Syringe exchanges, as defined in the bill, could be run by the state, cities or nonprofits; but the pilot will be run by the Department of Public Health in “cooperation with the department of public safety, the governor’s office of drug control policy, and cities, counties, and nongovernmental organizations.”
Stocked with injection supplies, the pilot program aims to reduce blood-borne infectious disease transmission amongst people who inject, as well as needle sticks experienced by law enforcement. It would also encourage participants to move towards treatment.
Randy Mayer, who spearheads the public health department’s HIV and hepatitis bureau, told Iowa newspaper The Gazette that syringe service programs (SSPs) allow providers to build “a rapport with people who you are hoping are at some point are going to utilize drug treatment services.”
Five pilot programs will be established in five different jurisdictions, though such areas have not yet been identified yet. Iowa Harm Reduction Coalition (IHRC) believes that SSPs will be implemented in some of the nine county and city health departments already receiving IDPH’s Integrated Testing Services grants, which include Iowa City, Des Moines, Cedar Rapids and Sioux City.

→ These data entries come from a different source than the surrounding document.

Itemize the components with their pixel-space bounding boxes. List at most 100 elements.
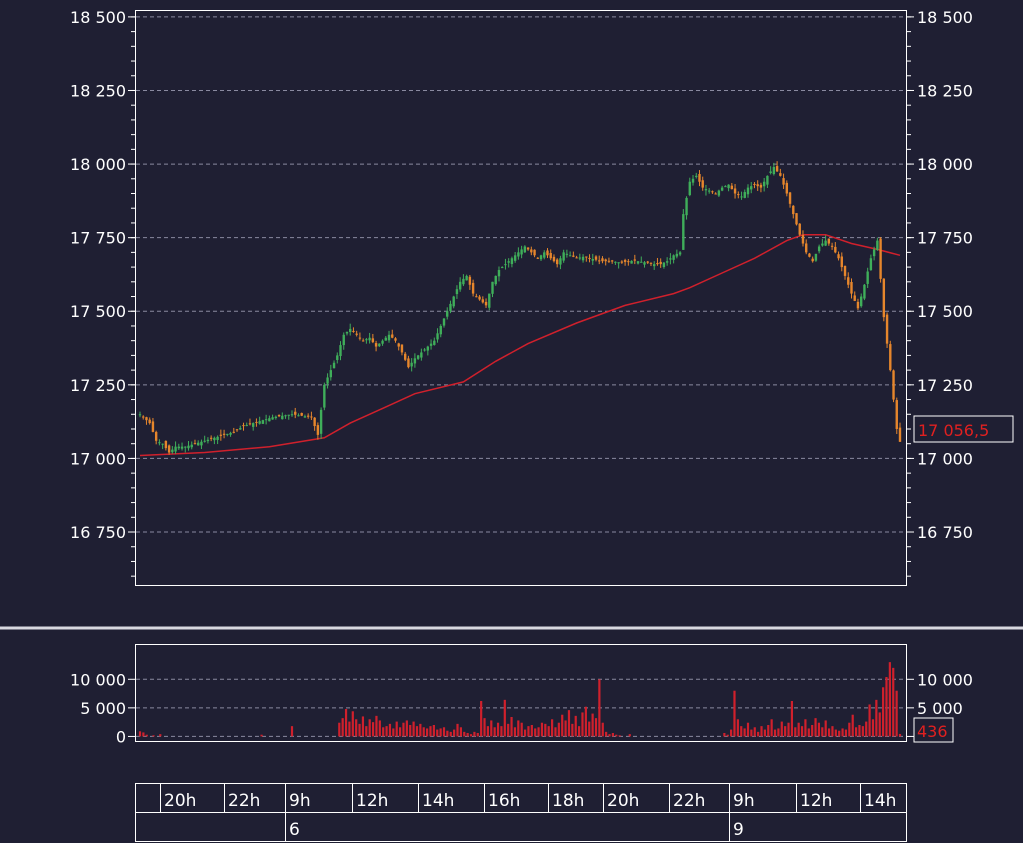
volume-bar — [757, 731, 760, 737]
candle-body — [190, 444, 193, 448]
volume-bar — [493, 727, 496, 737]
candle-body — [850, 282, 853, 294]
candle-body — [400, 344, 404, 353]
volume-bar — [868, 704, 871, 737]
candle-body — [821, 243, 824, 246]
volume-bar — [142, 732, 145, 737]
candle-body — [206, 439, 210, 442]
candle-body — [549, 253, 552, 259]
volume-bar — [358, 723, 361, 737]
candle-body — [646, 261, 649, 263]
candle-body — [678, 252, 682, 255]
candle-body — [478, 296, 481, 300]
candle-body — [342, 334, 345, 346]
volume-axis-ticks: 0 5 000 5 000 10 000 10 000 — [70, 670, 973, 746]
candle-body — [533, 249, 536, 256]
candle-body — [720, 187, 724, 191]
candle-body — [691, 178, 695, 183]
candle-body — [695, 175, 698, 177]
candle-body — [817, 246, 821, 252]
candle-body — [866, 271, 869, 284]
volume-bar — [831, 726, 834, 737]
volume-bar — [453, 729, 456, 737]
timeline-hour-label: 22h — [228, 791, 260, 811]
candle-body — [779, 173, 782, 176]
candle-body — [148, 419, 151, 424]
volume-bar — [290, 726, 294, 737]
candle-body — [856, 301, 860, 309]
volume-bar — [422, 727, 425, 737]
candle-body — [271, 417, 274, 420]
candle-body — [497, 270, 501, 277]
volume-bar — [888, 662, 891, 737]
volume-bar — [875, 699, 878, 737]
volume-bar — [426, 728, 429, 737]
candle-body — [601, 258, 604, 262]
volume-bar — [834, 729, 837, 737]
candle-body — [530, 249, 533, 253]
volume-bar — [564, 720, 567, 737]
volume-bar — [608, 734, 611, 737]
candle-body — [594, 256, 598, 260]
candle-body — [306, 415, 310, 417]
candle-body — [154, 431, 158, 441]
candle-body — [310, 416, 313, 418]
volume-bar — [513, 727, 517, 737]
candle-body — [643, 262, 646, 265]
candle-body — [882, 278, 886, 318]
volume-bar — [760, 726, 763, 737]
candle-body — [743, 192, 746, 198]
volume-bar — [882, 687, 885, 737]
candle-body — [785, 182, 789, 194]
candle-body — [859, 296, 863, 307]
volume-bar — [851, 714, 854, 737]
candle-body — [251, 423, 255, 427]
candle-body — [449, 303, 452, 312]
volume-frame — [135, 644, 907, 742]
candle-body — [216, 436, 219, 440]
candle-body — [242, 425, 245, 427]
volume-bar — [733, 690, 736, 737]
volume-bar — [838, 730, 841, 737]
candle-body — [649, 262, 653, 264]
candle-body — [507, 261, 510, 263]
candle-body — [177, 446, 181, 449]
candle-body — [753, 183, 756, 185]
volume-bar — [476, 733, 479, 737]
volume-bar — [615, 734, 618, 737]
candle-body — [316, 425, 320, 435]
volume-bar — [537, 727, 540, 737]
candle-body — [526, 247, 530, 250]
volume-bar — [628, 734, 631, 737]
candle-body — [662, 262, 666, 268]
candle-body — [264, 419, 268, 421]
candle-body — [384, 337, 387, 341]
ma-path — [139, 233, 901, 457]
candle-body — [229, 432, 232, 435]
timeline-hour-label: 12h — [800, 791, 832, 811]
candle-body — [759, 184, 763, 188]
candle-body — [151, 421, 155, 432]
candle-body — [665, 261, 669, 263]
candle-body — [750, 186, 753, 190]
candle-body — [811, 258, 814, 262]
candle-body — [326, 377, 329, 384]
candle-body — [898, 427, 902, 442]
candle-body — [510, 258, 514, 265]
candle-body — [397, 343, 400, 347]
volume-bar — [827, 728, 831, 737]
volume-bar — [530, 725, 533, 737]
volume-bar — [419, 723, 422, 737]
volume-chart: 0 5 000 5 000 10 000 10 000 436 — [70, 644, 973, 746]
candle-body — [675, 253, 679, 257]
candle-body — [475, 296, 478, 298]
candle-body — [536, 257, 539, 259]
candle-body — [788, 192, 792, 204]
price-tick-label-right: 18 250 — [917, 81, 973, 100]
volume-bar — [442, 727, 446, 737]
time-axis: 20h 22h 9h 12h 14h 16h 18h 20h 22h 9h 12h 14h 6 9 — [135, 783, 907, 842]
candle-body — [245, 425, 248, 427]
candle-body — [374, 343, 378, 347]
volume-bar — [378, 720, 381, 737]
timeline-hour-label: 18h — [552, 791, 584, 811]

HIV infections have been on the rise in Iowa, hitting a record high in 2016. That same year, 67 percent of people under the age of 30 diagnosed with hepatitis C reported that they used injection drugs. SSPs have been shown to cut HIV prevalence amongst communities served.
Passing the bill would expand access to sterile needles statewide. But the IHRC is already—albeit discreetly, and from the back of a car—distributing safe injection kits.
SF 500 was approved by the Committee on Judiciary on March 6, but has yet to be scheduled for a general vote.